Background Early to middle adolescence is a critical period of development for mental health issues. Illuminating sex/gender differences in mental health trajectories in this period is important for targeting screening and preventive interventions; however, evidence to date on the extent and nature of sex/gender differences in common mental health issue trajectories in this period has produced mixed findings. There is a particular gap in our knowledge of sex/gender differences in the joint trajectories of commonly co‐occurring mental health issues in adolescence, given the strong tendency for mental health issues to co‐occur. Method We applied sex/gender‐stratified latent class growth analysis to an age‐heterogeneous cohort (age 10–15) derived from the population‐representative UK Household Longitudinal Study.

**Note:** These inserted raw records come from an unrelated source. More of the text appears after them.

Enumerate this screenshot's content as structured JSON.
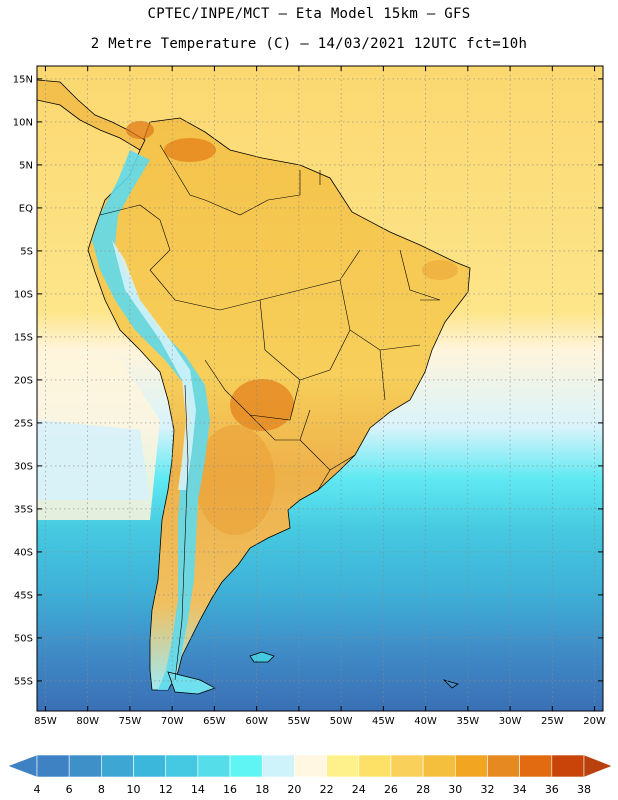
{
  "header": {
    "line1": "CPTEC/INPE/MCT –  Eta Model 15km – GFS",
    "line2": "2 Metre Temperature (C) – 14/03/2021 12UTC fct=10h"
  },
  "map": {
    "lon_range": [
      -86,
      -19
    ],
    "lat_range": [
      -58.5,
      16.5
    ],
    "lon_ticks": [
      {
        "value": -85,
        "label": "85W"
      },
      {
        "value": -80,
        "label": "80W"
      },
      {
        "value": -75,
        "label": "75W"
      },
      {
        "value": -70,
        "label": "70W"
      },
      {
        "value": -65,
        "label": "65W"
      },
      {
        "value": -60,
        "label": "60W"
      },
      {
        "value": -55,
        "label": "55W"
      },
      {
        "value": -50,
        "label": "50W"
      },
      {
        "value": -45,
        "label": "45W"
      },
      {
        "value": -40,
        "label": "40W"
      },
      {
        "value": -35,
        "label": "35W"
      },
      {
        "value": -30,
        "label": "30W"
      },
      {
        "value": -25,
        "label": "25W"
      },
      {
        "value": -20,
        "label": "20W"
      }
    ],
    "lat_ticks": [
      {
        "value": 15,
        "label": "15N"
      },
      {
        "value": 10,
        "label": "10N"
      },
      {
        "value": 5,
        "label": "5N"
      },
      {
        "value": 0,
        "label": "EQ"
      },
      {
        "value": -5,
        "label": "5S"
      },
      {
        "value": -10,
        "label": "10S"
      },
      {
        "value": -15,
        "label": "15S"
      },
      {
        "value": -20,
        "label": "20S"
      },
      {
        "value": -25,
        "label": "25S"
      },
      {
        "value": -30,
        "label": "30S"
      },
      {
        "value": -35,
        "label": "35S"
      },
      {
        "value": -40,
        "label": "40S"
      },
      {
        "value": -45,
        "label": "45S"
      },
      {
        "value": -50,
        "label": "50S"
      },
      {
        "value": -55,
        "label": "55S"
      }
    ]
  },
  "colorbar": {
    "values": [
      "4",
      "6",
      "8",
      "10",
      "12",
      "14",
      "16",
      "18",
      "20",
      "22",
      "24",
      "26",
      "28",
      "30",
      "32",
      "34",
      "36",
      "38"
    ],
    "colors": [
      "#3f82c4",
      "#3f82c4",
      "#3e91c8",
      "#3ea6d2",
      "#3cb7dc",
      "#45c8e2",
      "#55dde9",
      "#5ff5f5",
      "#cef3fb",
      "#fff7e2",
      "#fef08a",
      "#fde066",
      "#f9d05a",
      "#f3bf3c",
      "#f1a521",
      "#e78921",
      "#e26b12",
      "#c84409",
      "#b8410e"
    ]
  }
}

We explored sex/gender differences in attention deficit hyperactivity disorder (ADHD) symptoms, internalizing problems, and conduct problems individually and jointly. Results We found indications of sex/gender differences in a number of areas. There were fewer classes in the optimal model to describe the heterogeneity in internalizing problems and conduct problems trajectories in males and females respectively. Further, for ADHD, affected males were more likely to enter adolescence with already elevated symptoms whereas affected female trajectories were characterized by an escalation of symptoms during adolescence. Conclusions There are sex/gender differences in the levels and trajectories of specific mental health symptoms in early to middle adolescence; however, in both males and females there is a strong tendency for multiple issues to co‐occur.